I touched her, against all my better judgment. I pushed the hair away from her face so I could see into her amber eyes. Red-rimmed and bloodshot, they filled with tears.
“It’s going to be okay,” I told her with so little proof.
“Where have I heard that before?” she asked, her lips curved in a smile or a grimace, I couldn’t be sure. But I flinched anyway because the reminder of how I’d failed her put my walls right back up.
“I’m sorry,” she whispered.
“For what?”
“For all of this. For making you stay here. For maybe…I don’t know…getting you in trouble with Bates or whatever. I’m sorry for the graham crackers."
“You weren’t going to apologize,
remember?”
“Tommy—”
“Don’t!” I snapped. I felt like I was circling a drain, and I didn’t have a whole lot of strength left. “This isn’t your fault. None of it is.”
I was exhausted. I was stressed and scared. I was worried.
And it was Beth here.
My Beth.
Seven years later and I was locked in this cottage with her with nowhere to run. Nowhere to go.

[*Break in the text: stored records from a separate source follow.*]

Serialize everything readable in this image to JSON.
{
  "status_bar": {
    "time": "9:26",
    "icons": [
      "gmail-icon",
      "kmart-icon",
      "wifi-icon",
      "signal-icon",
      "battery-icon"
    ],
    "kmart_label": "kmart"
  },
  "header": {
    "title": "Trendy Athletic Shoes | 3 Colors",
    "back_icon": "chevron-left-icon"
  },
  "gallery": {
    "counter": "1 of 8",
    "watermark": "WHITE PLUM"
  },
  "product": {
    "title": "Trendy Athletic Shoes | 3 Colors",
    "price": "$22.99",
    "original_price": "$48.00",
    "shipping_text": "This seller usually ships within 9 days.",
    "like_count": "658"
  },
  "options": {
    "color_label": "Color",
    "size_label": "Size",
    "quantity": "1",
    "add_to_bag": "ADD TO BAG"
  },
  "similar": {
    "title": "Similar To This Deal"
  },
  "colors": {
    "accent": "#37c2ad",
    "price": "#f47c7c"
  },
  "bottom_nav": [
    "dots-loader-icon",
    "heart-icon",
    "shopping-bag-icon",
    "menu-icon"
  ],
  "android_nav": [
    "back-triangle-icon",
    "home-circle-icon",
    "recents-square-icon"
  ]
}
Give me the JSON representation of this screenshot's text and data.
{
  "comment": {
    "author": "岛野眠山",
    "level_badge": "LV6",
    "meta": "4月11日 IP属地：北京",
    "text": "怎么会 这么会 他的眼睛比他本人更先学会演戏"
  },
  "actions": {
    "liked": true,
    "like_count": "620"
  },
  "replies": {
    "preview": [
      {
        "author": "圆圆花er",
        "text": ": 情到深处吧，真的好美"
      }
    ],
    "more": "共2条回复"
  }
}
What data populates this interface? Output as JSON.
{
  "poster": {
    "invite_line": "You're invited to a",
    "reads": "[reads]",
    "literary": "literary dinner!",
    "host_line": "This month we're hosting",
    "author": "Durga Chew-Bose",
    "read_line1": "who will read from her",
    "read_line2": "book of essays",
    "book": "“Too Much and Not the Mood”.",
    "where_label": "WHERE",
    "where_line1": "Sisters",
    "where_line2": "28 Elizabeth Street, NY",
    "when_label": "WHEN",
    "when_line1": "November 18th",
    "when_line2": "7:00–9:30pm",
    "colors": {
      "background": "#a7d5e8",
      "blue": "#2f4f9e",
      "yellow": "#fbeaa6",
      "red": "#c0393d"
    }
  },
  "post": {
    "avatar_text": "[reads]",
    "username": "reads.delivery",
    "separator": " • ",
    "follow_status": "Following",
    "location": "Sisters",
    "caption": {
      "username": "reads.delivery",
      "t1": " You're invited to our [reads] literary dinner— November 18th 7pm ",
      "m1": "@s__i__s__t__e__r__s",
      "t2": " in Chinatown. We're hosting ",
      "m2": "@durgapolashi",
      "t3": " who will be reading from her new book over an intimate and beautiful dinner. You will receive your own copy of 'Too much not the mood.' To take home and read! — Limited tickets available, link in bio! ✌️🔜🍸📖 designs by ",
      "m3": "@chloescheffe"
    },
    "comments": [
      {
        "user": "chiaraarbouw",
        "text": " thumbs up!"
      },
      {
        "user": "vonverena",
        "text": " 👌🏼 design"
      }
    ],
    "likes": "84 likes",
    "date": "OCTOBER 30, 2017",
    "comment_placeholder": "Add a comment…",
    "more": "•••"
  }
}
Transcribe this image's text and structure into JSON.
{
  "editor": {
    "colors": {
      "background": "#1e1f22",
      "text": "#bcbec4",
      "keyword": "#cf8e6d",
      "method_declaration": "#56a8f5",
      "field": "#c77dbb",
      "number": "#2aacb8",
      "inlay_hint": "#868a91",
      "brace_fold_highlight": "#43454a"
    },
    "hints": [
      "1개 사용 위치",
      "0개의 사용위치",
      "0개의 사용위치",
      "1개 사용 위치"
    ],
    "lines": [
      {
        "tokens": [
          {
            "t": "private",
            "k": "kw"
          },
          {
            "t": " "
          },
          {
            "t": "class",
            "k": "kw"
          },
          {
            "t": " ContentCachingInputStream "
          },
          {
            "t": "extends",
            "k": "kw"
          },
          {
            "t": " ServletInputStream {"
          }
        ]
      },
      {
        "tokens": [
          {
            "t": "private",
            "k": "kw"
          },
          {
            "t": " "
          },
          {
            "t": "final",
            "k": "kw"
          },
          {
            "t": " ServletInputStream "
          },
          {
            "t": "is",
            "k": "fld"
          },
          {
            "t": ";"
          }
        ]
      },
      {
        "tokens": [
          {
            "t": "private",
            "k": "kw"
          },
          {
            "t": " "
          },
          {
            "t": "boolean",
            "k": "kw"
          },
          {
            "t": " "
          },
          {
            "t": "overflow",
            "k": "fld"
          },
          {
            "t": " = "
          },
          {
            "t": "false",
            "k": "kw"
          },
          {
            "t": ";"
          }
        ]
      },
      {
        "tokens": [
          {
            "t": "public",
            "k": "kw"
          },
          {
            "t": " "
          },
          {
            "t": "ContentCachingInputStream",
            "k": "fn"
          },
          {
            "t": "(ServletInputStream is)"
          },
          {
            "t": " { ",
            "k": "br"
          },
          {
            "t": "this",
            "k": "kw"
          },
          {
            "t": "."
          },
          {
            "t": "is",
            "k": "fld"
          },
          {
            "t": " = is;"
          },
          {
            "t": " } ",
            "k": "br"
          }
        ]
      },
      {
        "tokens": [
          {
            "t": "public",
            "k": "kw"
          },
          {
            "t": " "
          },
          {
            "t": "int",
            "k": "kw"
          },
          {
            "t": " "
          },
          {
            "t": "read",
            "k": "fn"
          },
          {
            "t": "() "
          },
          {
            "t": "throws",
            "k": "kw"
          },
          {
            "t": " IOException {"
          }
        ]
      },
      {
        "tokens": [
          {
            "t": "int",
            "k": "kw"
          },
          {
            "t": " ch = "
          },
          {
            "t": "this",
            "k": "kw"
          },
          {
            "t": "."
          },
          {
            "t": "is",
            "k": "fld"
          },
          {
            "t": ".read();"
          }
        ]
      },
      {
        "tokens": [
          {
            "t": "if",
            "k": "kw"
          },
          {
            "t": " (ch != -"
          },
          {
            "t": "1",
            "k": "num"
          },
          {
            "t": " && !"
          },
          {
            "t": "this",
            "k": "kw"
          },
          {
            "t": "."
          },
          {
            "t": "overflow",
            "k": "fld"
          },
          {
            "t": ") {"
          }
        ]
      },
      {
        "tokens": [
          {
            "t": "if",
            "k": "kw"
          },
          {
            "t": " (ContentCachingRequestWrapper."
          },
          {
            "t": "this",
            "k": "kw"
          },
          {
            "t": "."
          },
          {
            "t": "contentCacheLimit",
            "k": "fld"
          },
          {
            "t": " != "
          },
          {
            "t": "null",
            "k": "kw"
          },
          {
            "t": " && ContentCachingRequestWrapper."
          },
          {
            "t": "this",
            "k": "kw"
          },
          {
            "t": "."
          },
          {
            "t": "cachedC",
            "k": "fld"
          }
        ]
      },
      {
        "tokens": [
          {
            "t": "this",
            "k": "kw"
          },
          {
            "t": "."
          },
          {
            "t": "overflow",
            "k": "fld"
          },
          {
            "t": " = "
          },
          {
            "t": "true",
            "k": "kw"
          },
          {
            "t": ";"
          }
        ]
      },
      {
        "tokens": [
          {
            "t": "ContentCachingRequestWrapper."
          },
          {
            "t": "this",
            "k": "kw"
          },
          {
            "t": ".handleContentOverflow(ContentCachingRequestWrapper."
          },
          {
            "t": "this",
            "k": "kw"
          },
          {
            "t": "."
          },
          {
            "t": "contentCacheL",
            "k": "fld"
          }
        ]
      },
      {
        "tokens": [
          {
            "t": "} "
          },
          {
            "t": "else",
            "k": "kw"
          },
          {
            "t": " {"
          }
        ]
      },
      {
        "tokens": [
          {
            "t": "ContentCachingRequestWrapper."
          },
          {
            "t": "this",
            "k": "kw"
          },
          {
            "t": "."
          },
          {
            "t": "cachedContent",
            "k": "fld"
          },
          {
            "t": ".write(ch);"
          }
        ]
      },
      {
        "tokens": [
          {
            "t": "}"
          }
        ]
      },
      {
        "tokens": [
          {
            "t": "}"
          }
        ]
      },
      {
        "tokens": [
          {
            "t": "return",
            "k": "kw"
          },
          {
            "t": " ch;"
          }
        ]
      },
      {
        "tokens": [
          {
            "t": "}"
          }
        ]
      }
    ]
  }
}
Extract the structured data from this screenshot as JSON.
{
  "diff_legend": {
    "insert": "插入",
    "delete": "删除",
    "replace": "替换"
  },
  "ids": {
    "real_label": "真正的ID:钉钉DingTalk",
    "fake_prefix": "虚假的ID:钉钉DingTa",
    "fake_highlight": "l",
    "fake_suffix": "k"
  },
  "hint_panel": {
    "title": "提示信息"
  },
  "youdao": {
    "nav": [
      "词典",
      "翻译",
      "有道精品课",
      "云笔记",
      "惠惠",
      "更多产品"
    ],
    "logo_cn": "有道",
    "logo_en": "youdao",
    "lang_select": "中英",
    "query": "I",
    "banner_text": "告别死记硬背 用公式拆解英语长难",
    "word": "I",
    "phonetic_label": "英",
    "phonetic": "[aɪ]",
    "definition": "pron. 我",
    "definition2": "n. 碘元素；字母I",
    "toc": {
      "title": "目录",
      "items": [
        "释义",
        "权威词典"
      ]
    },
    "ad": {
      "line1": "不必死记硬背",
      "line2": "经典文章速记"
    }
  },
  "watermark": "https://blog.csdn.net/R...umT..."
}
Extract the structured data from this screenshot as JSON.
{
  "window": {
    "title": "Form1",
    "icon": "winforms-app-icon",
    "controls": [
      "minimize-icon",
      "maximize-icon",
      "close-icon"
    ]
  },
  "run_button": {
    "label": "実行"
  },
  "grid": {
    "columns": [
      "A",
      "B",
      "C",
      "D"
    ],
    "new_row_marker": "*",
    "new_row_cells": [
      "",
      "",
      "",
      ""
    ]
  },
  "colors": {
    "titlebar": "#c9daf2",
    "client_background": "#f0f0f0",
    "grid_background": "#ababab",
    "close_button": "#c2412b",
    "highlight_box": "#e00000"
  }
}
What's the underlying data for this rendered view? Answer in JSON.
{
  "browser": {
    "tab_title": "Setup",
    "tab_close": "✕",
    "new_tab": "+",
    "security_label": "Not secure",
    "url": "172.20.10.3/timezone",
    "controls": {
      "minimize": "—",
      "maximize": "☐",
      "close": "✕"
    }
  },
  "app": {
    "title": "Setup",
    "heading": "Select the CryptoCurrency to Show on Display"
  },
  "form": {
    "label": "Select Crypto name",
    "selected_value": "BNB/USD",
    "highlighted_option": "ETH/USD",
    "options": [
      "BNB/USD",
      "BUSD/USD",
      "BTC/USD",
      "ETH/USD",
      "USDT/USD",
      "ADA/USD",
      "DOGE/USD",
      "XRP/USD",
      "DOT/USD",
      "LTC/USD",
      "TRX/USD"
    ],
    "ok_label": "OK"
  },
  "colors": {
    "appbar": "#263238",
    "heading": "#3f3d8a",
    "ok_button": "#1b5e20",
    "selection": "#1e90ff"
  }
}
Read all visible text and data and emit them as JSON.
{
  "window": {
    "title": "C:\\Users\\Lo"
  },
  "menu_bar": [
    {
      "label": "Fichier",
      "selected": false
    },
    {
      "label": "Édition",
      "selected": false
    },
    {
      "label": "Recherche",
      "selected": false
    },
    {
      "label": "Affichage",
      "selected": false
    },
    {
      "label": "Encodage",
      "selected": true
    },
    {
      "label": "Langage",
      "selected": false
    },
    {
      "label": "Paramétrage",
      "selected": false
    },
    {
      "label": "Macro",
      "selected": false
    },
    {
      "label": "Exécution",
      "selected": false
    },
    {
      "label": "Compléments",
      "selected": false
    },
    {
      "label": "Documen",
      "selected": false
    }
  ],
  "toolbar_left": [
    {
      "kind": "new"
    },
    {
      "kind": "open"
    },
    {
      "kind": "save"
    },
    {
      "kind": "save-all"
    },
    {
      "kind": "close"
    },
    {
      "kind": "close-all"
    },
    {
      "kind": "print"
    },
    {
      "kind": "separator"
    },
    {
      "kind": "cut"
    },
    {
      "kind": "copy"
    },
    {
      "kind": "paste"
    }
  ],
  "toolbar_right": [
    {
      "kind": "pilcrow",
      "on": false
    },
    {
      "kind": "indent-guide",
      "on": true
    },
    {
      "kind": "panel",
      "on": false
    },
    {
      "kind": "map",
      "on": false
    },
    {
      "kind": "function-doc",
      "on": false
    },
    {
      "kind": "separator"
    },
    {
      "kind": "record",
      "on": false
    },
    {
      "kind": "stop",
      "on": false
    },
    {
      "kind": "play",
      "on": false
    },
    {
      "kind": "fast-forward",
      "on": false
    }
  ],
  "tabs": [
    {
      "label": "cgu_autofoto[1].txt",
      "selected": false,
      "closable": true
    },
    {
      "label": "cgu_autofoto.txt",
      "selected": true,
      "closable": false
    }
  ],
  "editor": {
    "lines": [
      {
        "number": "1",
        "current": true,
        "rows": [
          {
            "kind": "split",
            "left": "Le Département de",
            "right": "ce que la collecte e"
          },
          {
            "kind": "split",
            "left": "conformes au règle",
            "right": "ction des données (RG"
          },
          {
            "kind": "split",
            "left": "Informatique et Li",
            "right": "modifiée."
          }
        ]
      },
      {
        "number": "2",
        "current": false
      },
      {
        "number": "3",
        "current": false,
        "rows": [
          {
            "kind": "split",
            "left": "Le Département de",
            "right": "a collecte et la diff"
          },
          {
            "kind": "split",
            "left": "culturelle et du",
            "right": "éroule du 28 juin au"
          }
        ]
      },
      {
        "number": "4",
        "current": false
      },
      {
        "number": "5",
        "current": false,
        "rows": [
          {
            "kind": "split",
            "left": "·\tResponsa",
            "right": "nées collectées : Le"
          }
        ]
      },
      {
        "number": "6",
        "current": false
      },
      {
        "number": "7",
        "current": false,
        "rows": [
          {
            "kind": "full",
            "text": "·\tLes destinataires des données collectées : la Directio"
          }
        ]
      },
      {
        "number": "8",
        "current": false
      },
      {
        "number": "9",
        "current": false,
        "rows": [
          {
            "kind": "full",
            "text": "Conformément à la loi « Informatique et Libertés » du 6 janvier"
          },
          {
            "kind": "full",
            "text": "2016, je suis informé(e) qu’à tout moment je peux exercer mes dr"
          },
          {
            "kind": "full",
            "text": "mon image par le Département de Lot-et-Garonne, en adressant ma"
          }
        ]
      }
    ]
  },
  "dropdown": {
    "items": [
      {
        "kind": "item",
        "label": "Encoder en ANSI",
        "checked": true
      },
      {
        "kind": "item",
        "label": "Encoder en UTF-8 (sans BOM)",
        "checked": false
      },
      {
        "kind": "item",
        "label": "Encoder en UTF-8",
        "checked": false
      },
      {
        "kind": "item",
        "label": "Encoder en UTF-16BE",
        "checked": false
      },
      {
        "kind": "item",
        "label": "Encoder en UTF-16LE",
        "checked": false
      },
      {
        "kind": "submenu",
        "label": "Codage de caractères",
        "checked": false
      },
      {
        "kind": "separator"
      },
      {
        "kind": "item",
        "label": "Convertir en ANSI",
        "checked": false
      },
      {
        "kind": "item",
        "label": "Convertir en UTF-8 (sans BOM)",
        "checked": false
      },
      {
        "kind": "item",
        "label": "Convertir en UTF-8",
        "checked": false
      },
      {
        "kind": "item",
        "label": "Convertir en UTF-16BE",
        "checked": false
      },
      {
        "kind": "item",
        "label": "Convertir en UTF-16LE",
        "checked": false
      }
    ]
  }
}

It was her and me, and I’d dreamed about a version of this more times than I could count.
She’s going to get fucking sick, you degenerate pig.
Right. And that.
“This is my fault. I got you into this mess, Jada,” I said. “You feel like shit because of the drugs, but you’re going to wake up in two days and see that this is pretty much my fault.”
“Oh, that’s right. You kidnapped me.” She smiled a little as she said it.
“I did. I kidnapped you.”
Her breath shuddered and she closed her eyes and I expected to see her cry. I expected tears to stream out from under those outrageous lashes. I expected to watch the tears bathe those freckles I so dearly loved.
“I can’t pretend,” she whispered.
“Pretend what?”
“That I’m not me.” Her eyes opened, those amber eyes so familiar I knew them in my bones. “That you’re not you.”
I blinked and nearly said, very nearly said, I will. I will pretend for both of us.
But I kidnapped her and she felt like shit and it was only going to get worse.
“You don’t have to,” I said and she sighed. She sighed with such relief. Like my words gave her comfort. I regretted them in a heartbeat, and at the same time I regretted that I hadn’t said them earlier. The minute I saw her on that bed in Santa Barbara, I should have told her.
It’s me, Tommy, and I loved you once. I won’t hurt you. I will protect you.
I was ashamed that my instinct had been to turn away from her.
My fingers reached for her face, the a blue curl over her ear. I nearly brushed it back but stopped myself just in time.